Apa yang Dapat Dilakukan Pemerintah?
Strategi perlindungan terhadap pekerja migran dalam situasi covid-19 yang dilakukan pemerintah saat ini adalah melakukan penghentian sementara penempatan pekerja migran ke luar negeri. Pemerintah melakukan penghentian penempatan sementara sebagai untuk mencegah penyebaran covid-19. Keputusan penghentian sementara penempatan migran tertuang dalam Kepmenaker RI Nomor 151 tahun 2020 yang mulai berlaku sejak 20 Maret 2020. Pekerja migran yang sudah terlanjur mendaftar, menjalani Orientasi Pra Pemberangkatan (OPP) dan tinggal berangkat, tidak dapat ke luar negeri sejak keputusan tersebut berlaku.
Situasi covid di masing-masing negara tujuan penempatan pekerja migran berbeda-beda, sehingga akan lebih baik jika strategi perlindungan untuk setiap PMI di negara tujuan berbeda-beda. Kebutuhan perlindungan dalam situasi covid-19 pada PMI di Hong Kong misalnya, berbeda dengan kebutuhan perlindungan PMI yang ditempatkan di Malaysia. Di Hong Kong, PMI di awal-awal masa pandemi membutuhkan masker yang saat itu sulit didapatkan. Pelindungan terhadap hak-hak pekerja migran yang mengalami over work di rumah majikan juga menjadi hal yang sebaiknya dilakukan.
Strategi pelindungan terhadap pekerja migran di Malaysia berbeda lagi. Di Malaysia, pekerja migran berdokumen dan tidak berdokumen tidak dapat bekerja dan tidak dapat bebas bergerak.
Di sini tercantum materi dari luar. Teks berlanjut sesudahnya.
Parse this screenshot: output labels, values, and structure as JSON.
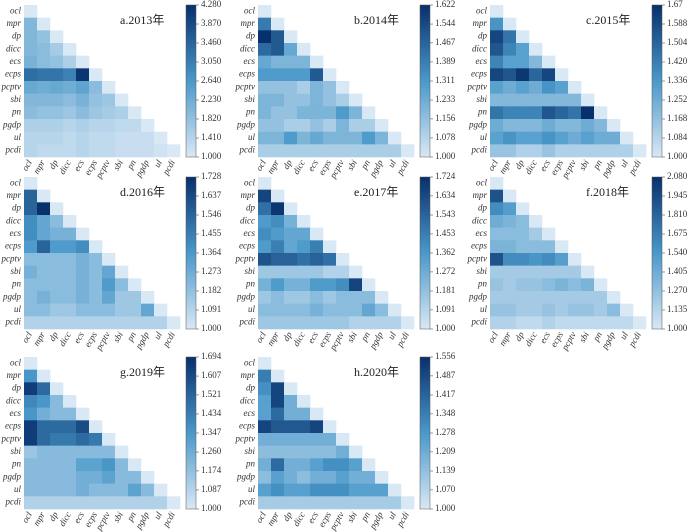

Situasi tersebut membuat pekerja migran kelaparan karena tidak memiliki uang untuk membeli bahan pangan. KBRI dan KJRI di Malaysia sempat memberikan bantuan bahan pangan pokok pada pekerja migran di sana, namun bantuan tersebut tidak dapat seluruhnya merata karena jumlah pekerja migran yang banyak.
Footnote:
[1] https://www.cnbcindonesia.com/news/20200312075307-4-144247/who-nyatakan-wabah-covid-19-jadi-pandemi-apa-maksudnya diakses pada 1 Juli 2020.
[2] Douglas, Sutton, Cichocka, Ang dkk. 2019. Why do People Adopt Conspiracy Theories, How are They Communicated, and What are Their Risks? London: CREST, (Hal: 7).